Small businesses can be a huge benefit for the economy. Experts in a hearing Thursday explained why communities should do more to foster them small business growth.

The House Small Business Committee hosted the hearing to examine how important community support is to cultivating entrepreneurship and small business success. The hearing also explored how a thriving entrepreneurship culture can, in turn, improve communities.

Small businesses can be supported by communities in many different ways. Communities might have training and investments coming from the private-sector or support services and development programs coming from the government. It’s also important to have the right infrastructure and culture already in place.

“Business success is predicated on many factors,” Stephanie Carter, who testified on behalf of the Association of Women’s Business Centers, said during the hearing. “What is undeniable, however, is that those businesses that have a network of support behind them, fare better than those without.”

Carter adds such communities offer more expertise to help businesses as they launch and grow. Additionally, a community that understands and supports the business could help in spotting new opportunities for development. The culture can also create confidence and a drive to be entrepreneurial.

Ara Bagdasarian, who spoke on behalf of the Small Business Development Center, helped to create a framework that communities could adapt intended to foster entrepreneurship and small business growth. He developed it by working with private and public partners while exploring ways to boost development in Leesburg, Virginia.

“The fruits of this effort, I believe, have yielded a model that can be replicated in large and small communities all across America,” Bagdasarian said. “It is with this model, and others like it, that communities suffering from high unemployment or the uprooting of a key industry can plant the seeds of entrepreneurship and cultivate the growth of small businesses.”

The framework is centered on entrepreneurship education, support programs, and community engagement. Bagdasarian adds entrepreneurship can flourish once that framework is implemented – though the details will be different depending on the community.

Small business owners and entrepreneurs also have access to many different support and educational programs that exist in communities across the country. Those programs can be a huge help to entrepreneurs in the communities that have them.

Carter said during the hearing that lawmakers should expand Women’s Business Centers – which assist women in starting and growing small businesses. But there are other programs that help in supporting underserved groups of inspiring entrepreneurs as well. The Veterans Benefits Administration (VBA), for example, helps to support veteran entrepreneurs and their spouses.

“[We’re] committed to ensuring that every service member and military spouse has the resources they need in their communities to start and operate small businesses,” Tamara Bryant, the director of the Veterans Business Outreach Center at Fayetteville State University, said. “I ask you to continue to support VBA services to increase the success rate of this highly skilled workforce.”

The VBA helps entrepreneurs and their spouses by providing programs and resources to help small business development. There are also training programs being implemented in communities intended to help inspiring entrepreneurs get started. MORTAR is a business accelerator that works to enable underserved entrepreneurs and businesses to succeed in their communities.

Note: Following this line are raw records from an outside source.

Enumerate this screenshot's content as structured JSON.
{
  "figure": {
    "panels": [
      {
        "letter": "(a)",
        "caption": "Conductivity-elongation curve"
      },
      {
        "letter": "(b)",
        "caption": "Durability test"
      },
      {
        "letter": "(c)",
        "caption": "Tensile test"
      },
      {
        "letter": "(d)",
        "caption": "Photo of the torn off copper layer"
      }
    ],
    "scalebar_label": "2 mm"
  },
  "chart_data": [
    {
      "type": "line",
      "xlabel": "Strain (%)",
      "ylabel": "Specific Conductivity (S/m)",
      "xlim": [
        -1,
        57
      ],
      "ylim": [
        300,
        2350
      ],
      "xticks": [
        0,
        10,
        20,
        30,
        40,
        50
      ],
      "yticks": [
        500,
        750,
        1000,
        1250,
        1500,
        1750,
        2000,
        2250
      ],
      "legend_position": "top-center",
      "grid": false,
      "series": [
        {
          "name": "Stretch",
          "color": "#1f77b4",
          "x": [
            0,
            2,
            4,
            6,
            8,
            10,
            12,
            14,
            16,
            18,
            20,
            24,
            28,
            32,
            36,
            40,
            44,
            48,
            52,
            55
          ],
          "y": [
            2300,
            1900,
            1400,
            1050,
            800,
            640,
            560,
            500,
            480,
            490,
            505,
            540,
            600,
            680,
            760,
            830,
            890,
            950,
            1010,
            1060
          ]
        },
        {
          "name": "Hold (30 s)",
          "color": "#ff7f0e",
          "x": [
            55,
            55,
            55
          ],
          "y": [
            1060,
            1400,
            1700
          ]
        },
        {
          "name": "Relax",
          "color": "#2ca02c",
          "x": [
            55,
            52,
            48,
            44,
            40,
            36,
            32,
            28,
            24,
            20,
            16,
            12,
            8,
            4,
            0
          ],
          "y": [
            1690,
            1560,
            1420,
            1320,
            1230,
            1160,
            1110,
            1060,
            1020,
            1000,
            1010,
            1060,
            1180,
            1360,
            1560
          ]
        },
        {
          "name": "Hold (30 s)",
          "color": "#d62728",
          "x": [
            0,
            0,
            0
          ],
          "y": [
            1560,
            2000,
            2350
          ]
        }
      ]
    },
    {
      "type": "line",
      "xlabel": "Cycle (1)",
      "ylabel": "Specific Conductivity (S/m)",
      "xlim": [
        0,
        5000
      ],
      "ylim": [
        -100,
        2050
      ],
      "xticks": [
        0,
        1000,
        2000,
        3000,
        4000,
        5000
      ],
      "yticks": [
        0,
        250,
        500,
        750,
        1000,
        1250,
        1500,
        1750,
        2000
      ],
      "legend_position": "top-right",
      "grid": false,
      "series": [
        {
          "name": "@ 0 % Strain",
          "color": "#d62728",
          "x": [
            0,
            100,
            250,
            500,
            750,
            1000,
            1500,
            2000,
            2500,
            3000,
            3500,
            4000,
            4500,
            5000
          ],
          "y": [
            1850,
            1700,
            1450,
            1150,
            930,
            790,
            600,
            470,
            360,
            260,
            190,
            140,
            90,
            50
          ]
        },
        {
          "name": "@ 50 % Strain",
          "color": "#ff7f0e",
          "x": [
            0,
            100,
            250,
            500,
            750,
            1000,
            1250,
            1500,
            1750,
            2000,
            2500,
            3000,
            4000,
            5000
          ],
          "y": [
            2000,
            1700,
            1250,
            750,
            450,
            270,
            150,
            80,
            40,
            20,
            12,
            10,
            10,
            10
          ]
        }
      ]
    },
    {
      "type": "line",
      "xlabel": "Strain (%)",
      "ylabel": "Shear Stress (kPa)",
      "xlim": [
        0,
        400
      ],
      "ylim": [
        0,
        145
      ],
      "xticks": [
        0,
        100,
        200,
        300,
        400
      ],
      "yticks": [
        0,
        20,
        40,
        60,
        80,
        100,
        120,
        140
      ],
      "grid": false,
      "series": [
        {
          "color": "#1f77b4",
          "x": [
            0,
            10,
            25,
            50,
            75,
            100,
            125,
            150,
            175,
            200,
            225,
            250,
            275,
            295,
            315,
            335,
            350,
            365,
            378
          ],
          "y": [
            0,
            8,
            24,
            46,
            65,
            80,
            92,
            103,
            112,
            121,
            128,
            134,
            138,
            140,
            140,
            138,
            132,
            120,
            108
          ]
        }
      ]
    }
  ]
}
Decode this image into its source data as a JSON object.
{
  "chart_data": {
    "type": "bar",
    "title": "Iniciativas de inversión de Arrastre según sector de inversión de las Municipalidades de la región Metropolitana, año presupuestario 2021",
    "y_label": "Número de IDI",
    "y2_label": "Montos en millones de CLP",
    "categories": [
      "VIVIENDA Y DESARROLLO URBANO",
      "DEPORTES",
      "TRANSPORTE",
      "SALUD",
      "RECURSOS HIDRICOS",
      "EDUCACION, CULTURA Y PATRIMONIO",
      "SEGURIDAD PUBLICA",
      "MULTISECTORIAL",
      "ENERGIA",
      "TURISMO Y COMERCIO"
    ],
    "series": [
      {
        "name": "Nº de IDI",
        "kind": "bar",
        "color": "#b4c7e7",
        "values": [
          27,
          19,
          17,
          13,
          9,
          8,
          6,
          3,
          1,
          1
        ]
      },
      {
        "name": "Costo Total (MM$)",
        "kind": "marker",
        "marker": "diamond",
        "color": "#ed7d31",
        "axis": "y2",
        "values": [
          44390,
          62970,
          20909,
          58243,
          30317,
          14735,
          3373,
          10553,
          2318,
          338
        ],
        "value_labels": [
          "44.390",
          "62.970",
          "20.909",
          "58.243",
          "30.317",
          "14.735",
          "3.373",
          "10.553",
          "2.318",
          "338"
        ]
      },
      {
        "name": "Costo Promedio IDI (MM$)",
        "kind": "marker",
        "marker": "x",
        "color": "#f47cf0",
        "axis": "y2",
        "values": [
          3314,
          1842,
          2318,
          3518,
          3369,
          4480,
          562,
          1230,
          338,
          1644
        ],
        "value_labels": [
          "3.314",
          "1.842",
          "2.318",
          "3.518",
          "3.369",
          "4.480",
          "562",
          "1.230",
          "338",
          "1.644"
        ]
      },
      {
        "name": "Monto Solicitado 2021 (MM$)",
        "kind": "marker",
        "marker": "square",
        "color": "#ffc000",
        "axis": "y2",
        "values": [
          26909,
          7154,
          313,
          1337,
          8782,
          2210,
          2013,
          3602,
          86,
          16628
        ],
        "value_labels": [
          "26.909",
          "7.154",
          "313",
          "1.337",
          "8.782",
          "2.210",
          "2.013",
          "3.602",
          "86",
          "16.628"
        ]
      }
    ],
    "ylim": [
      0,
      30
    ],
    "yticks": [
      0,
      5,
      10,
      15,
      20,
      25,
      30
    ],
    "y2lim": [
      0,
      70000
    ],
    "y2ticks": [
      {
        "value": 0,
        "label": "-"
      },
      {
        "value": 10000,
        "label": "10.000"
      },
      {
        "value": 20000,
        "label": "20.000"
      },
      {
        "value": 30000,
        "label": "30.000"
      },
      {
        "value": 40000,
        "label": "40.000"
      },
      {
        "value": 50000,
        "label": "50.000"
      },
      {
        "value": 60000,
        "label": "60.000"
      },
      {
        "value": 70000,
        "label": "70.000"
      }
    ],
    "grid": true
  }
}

“We take risks on entrepreneurs’ abilities to start and grow businesses where others might not,” MORTAR founding member Derrick Braziel said during the hearing. “We exist because we believe there are minority men and women, especially in our inner-cities with an undeniable amount of world-changing talent.”

MORTAR helps connect minority entrepreneurs to training, technical assistance, and loans. It also partners with a group that provides workshops and mentoring known as SCORE. Braziel argues that his group and others like it are critical to helping everyone without regard for background.